I was very fortunate to get to travel there when and how I did, and I’m glad my stay there was not tied into the hotel/tourist/discotheques on the Malecón track that it seemed many Europeans experience. I love the country and the people I met and was impressed by how open and warm they were, particularly after they learned we were Americans. I regret the nature of my visa restricted me to Havana and hope that relations do not backslide so that one day I can go back and experience more of the country.
Sorry I missed/misunderstood what you were saying about the pork.
Whoa. I’ve never heard of such a visa. Wouldn’t you have entered on a tourist card like most other foreign visitors? Or was something else going on?
In any case, I expect that even if the new administration rolls back every single Obama initiative, it will remain fairly easy for you, as someone with relatives there, to visit and tour around. They may want to thank the Cuban expat hardliners for their help in delivering Florida, but they won’t want to piss off the hundreds of thousands of Cuban-Americans who go to visit family every year.
It’s possible that your relatives truly believed you were not supposed to be using the CUP. There are after all plenty of byzantine rules, some of them involving money. But having bought CUPs from official exchange counters and banks both in the 90s and more recently, I know for certain that foreigners are allowed to have them.
Happily and sadly those family members no longer reside there. I didn’t bounce through a third country but had a visa issued through the Cuban Interests Section in D.C., and technically I think I was a guest of the Swiss embassy while there. A (very Anglo looking) white guy trying to get onto the charter flight straight from Miami to Havana caused all kinds of confusion for the airline staff. I also had a tax stamp from the US Treasury allowing me spend funds there (I broke the embargo!)
May I ask, do you travel from the US, and if so through more traditional routes?
I’m Canadian so I just hop on a plane at my local airport. The tourist card (visa) is included in the price of the ticket. No hoops, no restrictions on where I can go in Cuba (except the obvious like military sites and the like). Aside from going to Havana a few times and touring around other parts of the country, I’ve also gone for a couple of straight-up beach vacations. Because winter sucks, and for me Cuba is close and inexpensive.
Today you wouldn’t have to go through hoops like you did. All you’d have to do is self-declare that you’re visiting family, or going to “support the Cuban people” or convert some heathens and you’d be fine. All Cuba wants from you is a tourist visa aka tourist card. (Speaking of family visits, I think you’ll find that OFAC defines “close relative” broadly enough that you could still have somebody there that would allow you to qualify.)

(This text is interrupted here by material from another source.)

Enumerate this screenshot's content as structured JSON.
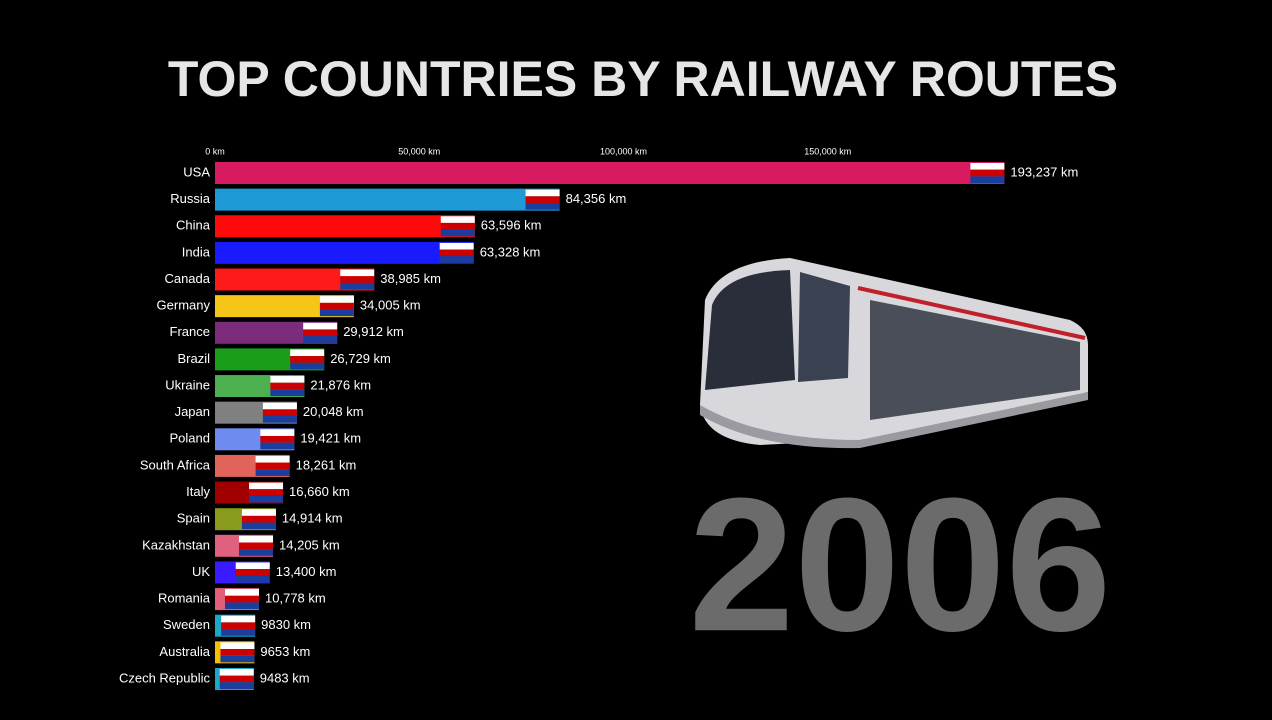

Who knows what will change in the coming months. My suspicion is the US will return to making people apply for a licence from OFAC, but Cuba will still require nothing more from you than a tourist card.
Is there an emoticon for glowering envy?
On the plus, I do live in Florida so this is what winter looks like for me:
Don’t be tooo envious. I have kind of a love-hate relationship with Cuba.
Most of the people are great, it’s reasonably close and affordable, the streets are remarkably safe (from a crime perspective anyway), but the hustlers can be super annoying, the government really is everywhere, a lot of stuff barely works (those last two are not unrelated), and there appears to be a deep current of unhappiness. Whether I’m there for beach or city, I’m always happy to arrive but also very happy to leave when the time comes.